Might John G. Roberts Jr. be the first supply-sider to sit on the Supreme Court? Well, not exactly, but the thought is not as far fetched as some might initially think.

C. Boyden Gray, the key organizer of a business coalition that weighed in on the White House nominating process, told me Roberts believes that “government intrusion should be limited.” In other words, in the economic area, Roberts is “likely to take the view that government should get out of the way and not pick the winners and losers; that government should work to level the playing field and trust markets to get the job done.”

Gray, who is also a former lawyer for George H. W. Bush, created an infrastructure to offset the special-interest groups on the left. He was asked to do this by Sen. Trent Lott, with a particular view toward representing business in judicial choices. “Judicial appointments are not all about social issues,” he says, “nor should they be.” He’s right. Believe it or not, roughly 40 percent of Supreme Court cases are now related to business and the economy.

Gray’s Committee for Justice includes Stan Anderson, the legal advisor to the Chamber of Commerce, John Engler, the president of the National Association of Manufacturers, Frank Keating, president of the American Council of Life Insurers, and Connie Mack, the former Senator and pro-growth advocate. This is the first time in anyone’s memory that business has entered the judicial fray, and Judge Roberts was their first choice.

Keating, who is also the former Oklahoma governor and federal prosecutor, told me Roberts believes that “the engine of commerce comes from individual creativity,” and that Roberts “is likely to encourage enterprise through the creativity and genius of individual men and women to produce the next generation of jobs and growth.”

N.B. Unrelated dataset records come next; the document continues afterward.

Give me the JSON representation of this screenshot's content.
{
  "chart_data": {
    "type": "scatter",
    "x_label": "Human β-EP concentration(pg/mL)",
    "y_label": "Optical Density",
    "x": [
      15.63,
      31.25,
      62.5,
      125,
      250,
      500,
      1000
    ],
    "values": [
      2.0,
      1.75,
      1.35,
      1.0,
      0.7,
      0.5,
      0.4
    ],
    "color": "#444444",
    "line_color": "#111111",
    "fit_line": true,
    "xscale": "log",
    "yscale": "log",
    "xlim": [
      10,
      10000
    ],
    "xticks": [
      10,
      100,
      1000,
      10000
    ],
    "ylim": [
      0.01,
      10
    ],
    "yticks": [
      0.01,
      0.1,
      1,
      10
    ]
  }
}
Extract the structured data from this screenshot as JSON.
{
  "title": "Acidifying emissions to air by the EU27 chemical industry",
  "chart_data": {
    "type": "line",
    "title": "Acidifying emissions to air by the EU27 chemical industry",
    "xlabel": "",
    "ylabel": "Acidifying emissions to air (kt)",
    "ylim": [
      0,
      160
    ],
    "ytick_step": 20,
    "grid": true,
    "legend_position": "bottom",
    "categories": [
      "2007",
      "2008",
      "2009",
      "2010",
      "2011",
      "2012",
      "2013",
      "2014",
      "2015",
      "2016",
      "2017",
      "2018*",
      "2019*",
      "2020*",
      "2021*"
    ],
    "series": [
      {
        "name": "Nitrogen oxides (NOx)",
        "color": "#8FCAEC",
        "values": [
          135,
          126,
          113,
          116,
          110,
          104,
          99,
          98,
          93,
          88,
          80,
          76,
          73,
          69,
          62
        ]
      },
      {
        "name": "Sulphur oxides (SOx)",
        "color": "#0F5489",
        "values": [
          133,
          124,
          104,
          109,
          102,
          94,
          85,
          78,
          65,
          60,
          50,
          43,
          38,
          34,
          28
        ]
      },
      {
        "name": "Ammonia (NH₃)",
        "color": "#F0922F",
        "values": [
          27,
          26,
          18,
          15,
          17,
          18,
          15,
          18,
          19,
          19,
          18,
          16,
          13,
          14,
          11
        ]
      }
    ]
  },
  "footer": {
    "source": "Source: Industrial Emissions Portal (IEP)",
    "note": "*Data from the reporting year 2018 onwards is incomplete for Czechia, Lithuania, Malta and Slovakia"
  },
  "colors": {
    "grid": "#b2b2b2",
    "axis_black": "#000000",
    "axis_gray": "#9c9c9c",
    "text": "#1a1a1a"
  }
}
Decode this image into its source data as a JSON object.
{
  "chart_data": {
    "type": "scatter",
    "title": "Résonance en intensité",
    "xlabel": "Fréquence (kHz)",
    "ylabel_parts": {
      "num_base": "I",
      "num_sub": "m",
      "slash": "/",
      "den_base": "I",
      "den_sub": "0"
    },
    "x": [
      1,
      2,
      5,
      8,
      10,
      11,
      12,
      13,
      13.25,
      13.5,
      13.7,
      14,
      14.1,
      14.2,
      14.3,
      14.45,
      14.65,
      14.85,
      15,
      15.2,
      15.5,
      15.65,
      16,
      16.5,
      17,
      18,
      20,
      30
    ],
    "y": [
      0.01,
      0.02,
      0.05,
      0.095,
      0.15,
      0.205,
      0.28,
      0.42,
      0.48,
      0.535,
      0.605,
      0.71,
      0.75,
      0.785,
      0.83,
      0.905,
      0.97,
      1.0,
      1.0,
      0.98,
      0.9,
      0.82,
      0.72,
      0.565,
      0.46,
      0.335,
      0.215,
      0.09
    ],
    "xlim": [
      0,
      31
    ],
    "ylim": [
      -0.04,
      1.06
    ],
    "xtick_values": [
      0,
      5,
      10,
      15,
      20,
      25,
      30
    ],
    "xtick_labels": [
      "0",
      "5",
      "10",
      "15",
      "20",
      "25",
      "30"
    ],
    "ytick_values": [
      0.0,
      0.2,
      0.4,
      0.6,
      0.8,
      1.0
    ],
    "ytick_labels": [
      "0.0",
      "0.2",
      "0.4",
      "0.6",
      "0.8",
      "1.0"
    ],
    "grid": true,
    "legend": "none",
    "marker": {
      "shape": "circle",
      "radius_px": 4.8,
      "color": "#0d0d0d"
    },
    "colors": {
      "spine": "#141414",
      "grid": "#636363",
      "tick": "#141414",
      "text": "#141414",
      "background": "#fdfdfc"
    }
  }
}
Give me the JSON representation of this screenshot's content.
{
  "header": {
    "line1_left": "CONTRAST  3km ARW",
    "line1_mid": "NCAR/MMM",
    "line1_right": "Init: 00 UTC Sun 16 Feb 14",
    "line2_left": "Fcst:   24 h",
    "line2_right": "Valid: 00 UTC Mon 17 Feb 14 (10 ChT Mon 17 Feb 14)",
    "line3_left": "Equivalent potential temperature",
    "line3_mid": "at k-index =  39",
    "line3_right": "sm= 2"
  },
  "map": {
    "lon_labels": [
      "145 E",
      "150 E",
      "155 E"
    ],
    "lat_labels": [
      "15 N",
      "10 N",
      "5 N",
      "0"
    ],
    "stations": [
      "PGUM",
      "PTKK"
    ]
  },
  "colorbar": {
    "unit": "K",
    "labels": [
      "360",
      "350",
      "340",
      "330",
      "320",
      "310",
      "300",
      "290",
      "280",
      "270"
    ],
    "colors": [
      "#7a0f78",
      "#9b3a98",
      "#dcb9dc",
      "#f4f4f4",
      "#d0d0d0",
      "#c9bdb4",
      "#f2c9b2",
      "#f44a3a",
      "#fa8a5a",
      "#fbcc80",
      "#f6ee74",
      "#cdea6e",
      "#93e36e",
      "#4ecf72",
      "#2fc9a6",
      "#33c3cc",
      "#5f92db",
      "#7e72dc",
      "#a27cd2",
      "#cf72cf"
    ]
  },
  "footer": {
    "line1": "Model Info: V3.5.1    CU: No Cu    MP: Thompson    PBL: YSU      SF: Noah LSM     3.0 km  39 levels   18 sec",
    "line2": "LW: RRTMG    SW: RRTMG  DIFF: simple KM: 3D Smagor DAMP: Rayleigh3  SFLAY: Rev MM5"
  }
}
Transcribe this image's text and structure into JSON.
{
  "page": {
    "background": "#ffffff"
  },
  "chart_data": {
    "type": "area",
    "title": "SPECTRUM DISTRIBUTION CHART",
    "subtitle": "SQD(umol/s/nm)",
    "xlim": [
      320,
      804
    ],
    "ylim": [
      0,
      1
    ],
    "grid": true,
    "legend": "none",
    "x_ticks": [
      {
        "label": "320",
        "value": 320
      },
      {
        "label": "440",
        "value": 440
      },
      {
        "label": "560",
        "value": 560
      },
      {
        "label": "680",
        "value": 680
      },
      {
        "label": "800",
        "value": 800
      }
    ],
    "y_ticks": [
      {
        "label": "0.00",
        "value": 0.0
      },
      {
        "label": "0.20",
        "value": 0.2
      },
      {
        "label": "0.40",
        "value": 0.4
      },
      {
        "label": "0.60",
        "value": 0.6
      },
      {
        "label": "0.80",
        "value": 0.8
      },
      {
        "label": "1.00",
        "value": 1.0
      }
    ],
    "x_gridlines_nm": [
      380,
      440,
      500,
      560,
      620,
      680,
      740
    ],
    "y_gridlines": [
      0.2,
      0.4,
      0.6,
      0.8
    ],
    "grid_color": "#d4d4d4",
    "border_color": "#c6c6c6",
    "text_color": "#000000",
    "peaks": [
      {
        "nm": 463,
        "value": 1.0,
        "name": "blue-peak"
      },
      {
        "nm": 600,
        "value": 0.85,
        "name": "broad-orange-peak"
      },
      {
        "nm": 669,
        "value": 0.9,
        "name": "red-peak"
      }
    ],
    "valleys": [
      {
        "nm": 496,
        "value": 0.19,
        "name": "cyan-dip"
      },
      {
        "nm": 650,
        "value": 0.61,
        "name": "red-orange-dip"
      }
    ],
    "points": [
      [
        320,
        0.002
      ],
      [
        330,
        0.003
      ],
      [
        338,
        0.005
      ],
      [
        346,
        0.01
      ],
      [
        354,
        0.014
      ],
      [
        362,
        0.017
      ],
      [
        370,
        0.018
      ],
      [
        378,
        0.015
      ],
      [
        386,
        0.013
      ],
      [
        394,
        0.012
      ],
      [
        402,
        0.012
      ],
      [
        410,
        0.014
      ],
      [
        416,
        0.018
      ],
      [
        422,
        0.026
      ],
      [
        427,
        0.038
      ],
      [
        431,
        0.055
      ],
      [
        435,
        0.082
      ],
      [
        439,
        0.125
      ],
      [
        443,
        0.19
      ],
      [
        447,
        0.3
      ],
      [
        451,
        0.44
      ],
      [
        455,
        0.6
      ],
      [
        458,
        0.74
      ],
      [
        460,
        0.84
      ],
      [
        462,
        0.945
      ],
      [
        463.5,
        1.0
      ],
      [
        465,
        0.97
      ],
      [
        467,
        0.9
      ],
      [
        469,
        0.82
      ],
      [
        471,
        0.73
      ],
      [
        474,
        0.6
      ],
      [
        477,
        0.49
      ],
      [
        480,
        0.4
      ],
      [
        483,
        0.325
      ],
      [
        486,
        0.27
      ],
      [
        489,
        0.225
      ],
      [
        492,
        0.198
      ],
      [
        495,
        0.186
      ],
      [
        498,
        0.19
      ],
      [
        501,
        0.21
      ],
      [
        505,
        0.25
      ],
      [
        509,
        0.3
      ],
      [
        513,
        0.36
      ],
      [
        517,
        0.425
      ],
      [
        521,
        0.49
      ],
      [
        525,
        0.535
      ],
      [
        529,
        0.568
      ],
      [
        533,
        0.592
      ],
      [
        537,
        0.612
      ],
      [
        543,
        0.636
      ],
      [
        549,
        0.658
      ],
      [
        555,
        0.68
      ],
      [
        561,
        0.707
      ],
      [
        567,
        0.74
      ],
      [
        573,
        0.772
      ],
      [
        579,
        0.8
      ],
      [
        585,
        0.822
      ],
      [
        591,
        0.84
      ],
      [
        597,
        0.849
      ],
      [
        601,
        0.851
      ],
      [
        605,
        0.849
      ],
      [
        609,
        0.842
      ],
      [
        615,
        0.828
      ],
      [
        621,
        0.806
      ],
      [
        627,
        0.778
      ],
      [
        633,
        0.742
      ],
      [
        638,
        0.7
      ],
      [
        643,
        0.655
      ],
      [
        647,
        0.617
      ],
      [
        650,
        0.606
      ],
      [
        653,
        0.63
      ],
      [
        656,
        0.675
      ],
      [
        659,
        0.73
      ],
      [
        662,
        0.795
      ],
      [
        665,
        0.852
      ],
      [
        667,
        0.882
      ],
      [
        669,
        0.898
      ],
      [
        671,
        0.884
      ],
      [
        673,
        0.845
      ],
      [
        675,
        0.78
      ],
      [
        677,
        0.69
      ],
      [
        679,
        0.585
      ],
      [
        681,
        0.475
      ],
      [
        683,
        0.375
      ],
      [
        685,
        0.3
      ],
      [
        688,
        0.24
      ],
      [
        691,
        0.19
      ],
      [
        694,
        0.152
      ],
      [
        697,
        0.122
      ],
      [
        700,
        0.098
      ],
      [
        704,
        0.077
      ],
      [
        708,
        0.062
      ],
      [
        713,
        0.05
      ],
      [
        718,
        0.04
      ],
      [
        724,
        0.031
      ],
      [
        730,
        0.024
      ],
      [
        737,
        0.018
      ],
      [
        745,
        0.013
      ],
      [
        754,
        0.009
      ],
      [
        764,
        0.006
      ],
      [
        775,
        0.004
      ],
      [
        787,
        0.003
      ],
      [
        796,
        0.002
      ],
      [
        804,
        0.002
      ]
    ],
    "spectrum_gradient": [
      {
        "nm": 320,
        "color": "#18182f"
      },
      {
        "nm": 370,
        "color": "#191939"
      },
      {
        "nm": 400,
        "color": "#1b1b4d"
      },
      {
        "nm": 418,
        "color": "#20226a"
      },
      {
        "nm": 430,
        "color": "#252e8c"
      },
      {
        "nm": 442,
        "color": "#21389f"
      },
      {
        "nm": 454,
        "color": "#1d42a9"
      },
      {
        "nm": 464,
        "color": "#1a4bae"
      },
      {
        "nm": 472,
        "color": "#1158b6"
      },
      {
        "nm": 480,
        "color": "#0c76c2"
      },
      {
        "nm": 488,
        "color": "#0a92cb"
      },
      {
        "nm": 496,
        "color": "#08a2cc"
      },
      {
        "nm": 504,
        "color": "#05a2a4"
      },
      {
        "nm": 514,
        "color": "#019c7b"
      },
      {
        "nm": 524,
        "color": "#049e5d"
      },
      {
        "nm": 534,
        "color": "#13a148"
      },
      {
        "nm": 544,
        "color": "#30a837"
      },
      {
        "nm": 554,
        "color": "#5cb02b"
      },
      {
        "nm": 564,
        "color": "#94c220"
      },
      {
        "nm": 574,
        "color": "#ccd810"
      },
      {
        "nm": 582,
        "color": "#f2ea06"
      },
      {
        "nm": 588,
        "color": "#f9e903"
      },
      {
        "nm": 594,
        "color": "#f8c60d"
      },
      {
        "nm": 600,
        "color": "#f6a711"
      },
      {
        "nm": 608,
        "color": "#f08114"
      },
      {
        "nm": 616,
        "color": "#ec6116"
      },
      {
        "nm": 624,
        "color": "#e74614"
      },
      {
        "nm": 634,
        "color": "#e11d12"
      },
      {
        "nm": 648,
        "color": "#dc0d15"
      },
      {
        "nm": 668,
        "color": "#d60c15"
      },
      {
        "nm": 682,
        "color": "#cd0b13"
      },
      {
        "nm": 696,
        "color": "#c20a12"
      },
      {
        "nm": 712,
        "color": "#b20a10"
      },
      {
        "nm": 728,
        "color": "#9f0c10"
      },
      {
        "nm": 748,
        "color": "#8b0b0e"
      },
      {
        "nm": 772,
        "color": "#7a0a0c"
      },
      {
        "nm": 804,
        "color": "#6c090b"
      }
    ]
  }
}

This is a far cry from the Supreme Court of the past 70 years. As Mark Levin writes in his bestselling book Men in Black, the Court has so expanded the commerce clause that it has helped create a huge regulatory state where activist judges have seized private property, taken over school systems and prisons, interceded in private-sector hiring and firing practices, ordered farm quotas and property-tax increases, and expelled God, prayer, and the Ten Commandments from the public square. Levin calls this “socialism from the bench.” However, rather than the regulatory state, Roberts is likely to choose private property and the economic-freedom right of individuals.